A standard 8 oz (240 mL) cup of brewed green tea contains roughly 28-29 mg of caffeine, according to Mayo Clinic's reference table. That's about a third of brewed coffee (~96 mg per 8 oz) and a bit more than half of black tea (~47-48 mg). These are standard reference averages, so actual amounts vary with leaf type and steep time.
How much green tea would I have to drink to actually get a diuretic effect?

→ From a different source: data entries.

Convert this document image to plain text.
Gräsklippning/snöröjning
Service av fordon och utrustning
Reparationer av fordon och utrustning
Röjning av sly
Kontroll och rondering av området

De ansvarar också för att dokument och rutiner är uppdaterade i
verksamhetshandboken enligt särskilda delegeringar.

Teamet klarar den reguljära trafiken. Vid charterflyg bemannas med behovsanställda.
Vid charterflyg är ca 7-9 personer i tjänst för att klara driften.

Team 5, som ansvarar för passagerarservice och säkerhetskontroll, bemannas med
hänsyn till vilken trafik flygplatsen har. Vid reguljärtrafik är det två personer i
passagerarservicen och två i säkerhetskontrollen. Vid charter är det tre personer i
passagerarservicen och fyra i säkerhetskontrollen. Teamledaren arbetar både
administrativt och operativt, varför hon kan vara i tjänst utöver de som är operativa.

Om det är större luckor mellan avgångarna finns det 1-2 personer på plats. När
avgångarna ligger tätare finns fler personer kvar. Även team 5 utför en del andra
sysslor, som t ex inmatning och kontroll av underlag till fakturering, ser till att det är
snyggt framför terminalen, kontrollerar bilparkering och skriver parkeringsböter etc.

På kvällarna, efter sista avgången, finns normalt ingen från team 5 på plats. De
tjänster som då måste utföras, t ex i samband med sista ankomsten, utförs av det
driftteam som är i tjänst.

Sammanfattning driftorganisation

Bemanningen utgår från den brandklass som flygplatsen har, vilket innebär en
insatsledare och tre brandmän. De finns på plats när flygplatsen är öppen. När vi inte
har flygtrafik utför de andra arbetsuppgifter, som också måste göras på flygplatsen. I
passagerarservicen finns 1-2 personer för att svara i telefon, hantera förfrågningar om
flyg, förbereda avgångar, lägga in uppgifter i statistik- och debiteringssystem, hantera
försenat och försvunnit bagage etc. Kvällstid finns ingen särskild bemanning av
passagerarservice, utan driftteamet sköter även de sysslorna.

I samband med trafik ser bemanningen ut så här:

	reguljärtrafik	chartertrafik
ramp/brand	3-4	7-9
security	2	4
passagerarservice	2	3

A lot — and all at once. The acute diuretic threshold is roughly 250-300 mg of caffeine taken in a short window (Maughan & Griffin 2003). At ~28-29 mg per cup (Mayo Clinic), you'd need about nine cups of green tea in one sitting to reach it, and the effect appears mainly in people who've been off caffeine for days. Normal sipping through the day stays well below this.
Does drinking green tea every day make you pee more?
No. Habitual caffeine users develop profound tolerance to any diuretic effect, and standard servings of tea, coffee and soft drinks show no diuretic action (Maughan & Griffin 2003). A meta-analysis of 16 studies (mean dose 300 mg) found caffeine's diuretic effect small overall (effect size 0.29), which exercise blunts further (Zhang et al. 2015).
Is green tea or black tea more dehydrating?
Neither dehydrates you at normal servings. Black tea has more caffeine — about 47-48 mg per 8 oz versus ~28-29 mg for green tea (Mayo Clinic) — but both are far below the ~250-300 mg acute diuretic threshold (Maughan & Griffin 2003). Both count as fluid, and habitual drinkers develop tolerance to any diuretic effect.
How much green tea is safe to drink in a day?
EFSA judges habitual caffeine intake up to 400 mg/day, and single doses up to 200 mg, safe for healthy non-pregnant adults (EFSA 2015). At ~28-29 mg per cup, that's roughly 14 cups a day or 7 in one sitting — far more than most people drink. Pregnant women are advised to cap caffeine at 200 mg/day, about 7 cups.